I don't know whether  "may not" means "might not" or "must not",
and that completely determines what the sentence means. For example,
does it mean this?
       - Traffic carried over an overlay might fail to traverse firewalls and
         NAT devices.

I suggest reviewing every instance of "may not" to avoid this
ambiguity.

>           - Hash-based load balancing may not be optimal as the hash
>             algorithm may not work well due to the limited number of
>             combinations of tunnel source and destination addresses. Other
>             NVO3 mechanisms may use additional entropy information than
>             source and destination addresses.

Load balancing appears out of nowhere here. Are we supposed to assume
that load balancing is a requirement? Load balancing between what -
between different tenants, different physical DCs, different servers?

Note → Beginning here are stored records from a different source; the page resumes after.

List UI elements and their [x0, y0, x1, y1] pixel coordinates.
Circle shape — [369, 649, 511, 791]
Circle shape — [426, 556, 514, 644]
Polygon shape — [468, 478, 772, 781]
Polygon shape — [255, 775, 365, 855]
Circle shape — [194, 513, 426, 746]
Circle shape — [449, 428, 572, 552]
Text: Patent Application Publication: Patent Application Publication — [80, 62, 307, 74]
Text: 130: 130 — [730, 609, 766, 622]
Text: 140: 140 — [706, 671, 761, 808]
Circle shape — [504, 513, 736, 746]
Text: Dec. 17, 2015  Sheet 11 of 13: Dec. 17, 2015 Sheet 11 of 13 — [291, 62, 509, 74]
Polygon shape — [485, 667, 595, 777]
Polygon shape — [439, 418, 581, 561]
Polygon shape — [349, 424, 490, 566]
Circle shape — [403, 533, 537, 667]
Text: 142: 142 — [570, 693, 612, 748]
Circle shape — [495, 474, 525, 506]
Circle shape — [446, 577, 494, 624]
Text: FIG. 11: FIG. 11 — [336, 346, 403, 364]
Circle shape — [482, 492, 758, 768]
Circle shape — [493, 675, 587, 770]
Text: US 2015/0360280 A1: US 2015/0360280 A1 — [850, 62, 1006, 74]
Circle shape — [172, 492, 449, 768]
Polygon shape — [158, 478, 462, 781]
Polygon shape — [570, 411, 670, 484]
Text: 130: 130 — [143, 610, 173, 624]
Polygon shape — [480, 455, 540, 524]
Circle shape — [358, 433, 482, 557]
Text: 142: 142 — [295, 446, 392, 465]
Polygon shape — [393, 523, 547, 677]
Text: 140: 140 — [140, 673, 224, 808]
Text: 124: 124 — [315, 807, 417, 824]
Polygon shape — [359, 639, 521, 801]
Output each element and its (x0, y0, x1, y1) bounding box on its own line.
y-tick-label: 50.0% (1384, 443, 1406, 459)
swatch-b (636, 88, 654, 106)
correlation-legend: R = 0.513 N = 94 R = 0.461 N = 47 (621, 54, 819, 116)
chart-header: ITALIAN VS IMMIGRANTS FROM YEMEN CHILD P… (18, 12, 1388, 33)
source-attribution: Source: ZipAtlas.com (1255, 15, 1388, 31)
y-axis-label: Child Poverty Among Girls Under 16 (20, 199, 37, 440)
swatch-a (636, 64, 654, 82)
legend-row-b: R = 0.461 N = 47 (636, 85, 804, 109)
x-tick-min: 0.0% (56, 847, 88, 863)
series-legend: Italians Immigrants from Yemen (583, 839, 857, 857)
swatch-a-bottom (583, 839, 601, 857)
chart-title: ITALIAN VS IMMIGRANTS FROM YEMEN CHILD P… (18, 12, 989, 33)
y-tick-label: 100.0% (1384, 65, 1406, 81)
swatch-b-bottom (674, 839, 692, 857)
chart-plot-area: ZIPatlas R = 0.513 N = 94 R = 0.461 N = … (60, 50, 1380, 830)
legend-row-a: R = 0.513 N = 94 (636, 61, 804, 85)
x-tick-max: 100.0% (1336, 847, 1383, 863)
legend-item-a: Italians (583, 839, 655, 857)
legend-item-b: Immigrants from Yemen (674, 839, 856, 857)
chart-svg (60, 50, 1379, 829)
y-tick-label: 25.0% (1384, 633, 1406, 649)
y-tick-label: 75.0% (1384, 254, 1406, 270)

Also, there seems to be an assumption that load balancing is only
based on addresses. Actually it's usually based on ports as well,
and more or less by definition they are invisible to the underlay.
So it's worse than "may not work well".

I would have expected QoS support to also appear as a challenge,
for similar reasons. Isn't giving tenants a fair share of the underlay
capacity an issue? (There's a mention of traffic engineering later,
but surely you don't want this issue to be handled by operators
twiddling knobs?)

> 4.2.4. Path MTU
...
>        TCP will
>        adjust its maximum segment size accordingly.

And how will that work for non-TCP traffic?

>        It is also possible to rely on the NVE to perform segmentation and
>        reassembly operations without relying on the Tenant Systems to know
>        about the end-to-end MTU. The assumption is that some hardware
>        assist is available on the NVE node to perform such SAR operations.
>        However, fragmentation by the NVE can lead to performance and
>        congestion issues due to TCP dynamics and might require new
>        congestion avoidance mechanisms from the underlay network [FLOYD].

In a word: yuck. Surely you should be recommending against anything like
that, or any attempt to re-segment TCP on the fly.

>        Finally, the underlay network may be designed in such a way that the
>        MTU can accommodate the extra tunneling and possibly additional NVO3
>        header encapsulation overhead.

Surely you should be recommending this, which is by far the safest
solution. (And of course it should allow for the IPv6 minimum MTU.)

> 7. References
...
>        [NVOPS] Narten, T. et al, "Problem Statement : Overlays for Network
>                  Virtualization", draft-narten-nvo3-overlay-problem-
>                  statement (work in progress)

Nit: that draft was replaced a long time ago by
http://tools.ietf.org/html/draft-ietf-nvo3-overlay-problem-statement
(which is already in the RFC Editor queue).